The Butterscotch Cathedral presents a stellar concept album in three tracks. This new project from Tucson’s Matt Rendon (Resonars, Lenguas Largas) plays homage to some of the great musical works of the 60s and 70s including bands like The Who and The Beach Boys (think Pet Sounds or Smile). Joining the ranks alongside Rendon (music) are the talents of Chris Ayers (words) and Jim Waters (sound). The first track (and side), “Side A”, clocks in at just over 18 minutes and offers listeners a dynamic history of psychedelia.
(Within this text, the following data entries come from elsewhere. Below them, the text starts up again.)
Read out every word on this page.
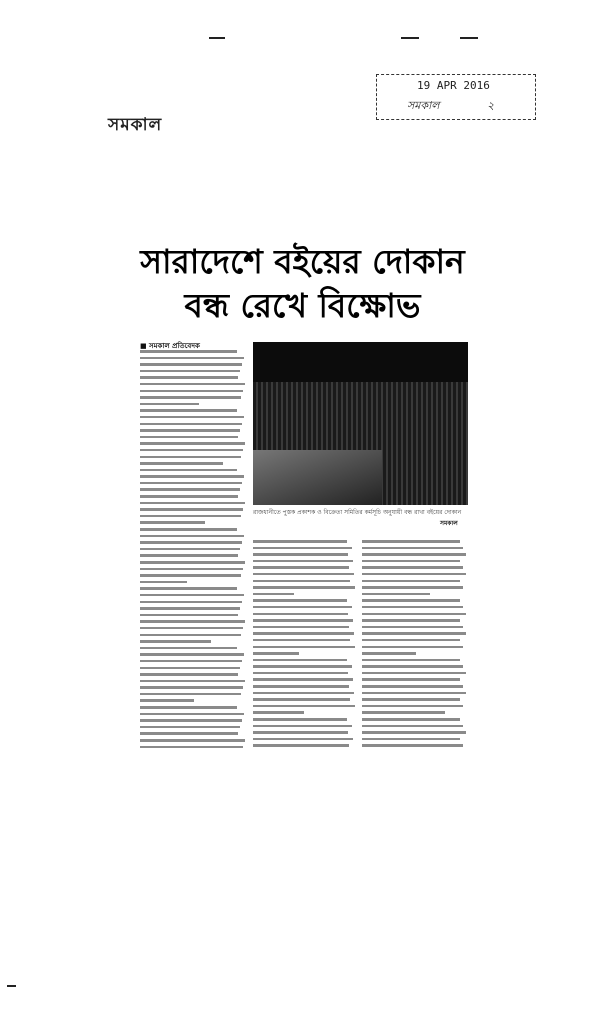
সমকাল
19 APR 2016
সমকাল	২
সারাদেশে বইয়ের দোকান
বন্ধ রেখে বিক্ষোভ
■ সমকাল প্রতিবেদক
রাজধানীতে পুস্তক প্রকাশক ও বিক্রেতা সমিতির কর্মসূচি অনুযায়ী বন্ধ রাখা বইয়ের দোকান
সমকাল
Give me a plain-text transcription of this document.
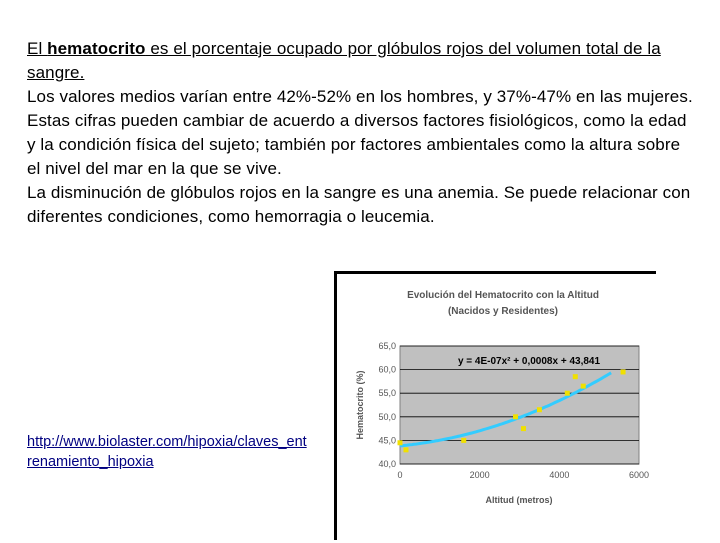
El hematocrito es el porcentaje ocupado por glóbulos rojos del volumen total de la sangre.

Los valores medios varían entre 42%-52% en los hombres, y 37%-47% en las mujeres. Estas cifras pueden cambiar de acuerdo a diversos factores fisiológicos, como la edad y la condición física del sujeto; también por factores ambientales como la altura sobre el nivel del mar en la que se vive.

La disminución de glóbulos rojos en la sangre es una anemia. Se puede relacionar con diferentes condiciones, como hemorragia o leucemia.

http://www.biolaster.com/hipoxia/claves_entrenamiento_hipoxia
Evolución del Hematocrito con la Altitud
(Nacidos y Residentes)
40,0
45,0
50,0
55,0
60,0
65,0
0	2000	4000	6000
y = 4E-07x² + 0,0008x + 43,841
Altitud (metros)
Hematocrito (%)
The track moves from retro pop to dreamy seascapes and back again. “Side A” meanders through a changing field of sounds to create an experience similar to listening to a traditional LP comprised of many different tracks; the difference is the fluidity that unites all the varying parts into alliance. “Loud Heavy Sun”, the shortest track on the s/t debut, kicks off the second half of the record. Heavy drums and driving guitars meet psychedelic harmonies on the aptly-named “Loud Heavy Sun” before “Lisa’s Dream” sends the listener into sun-drenched soundscapes. Much like “Side A”, “Lisa’s Dream” extends for more than seventeen minutes of effervescent, experimental pop. The Butterscotch Cathedral is available on vinyl-only through Trouble In Mind Records here. If you act fast, you might be able to secure a limited-edition copy in butterscotch yellow.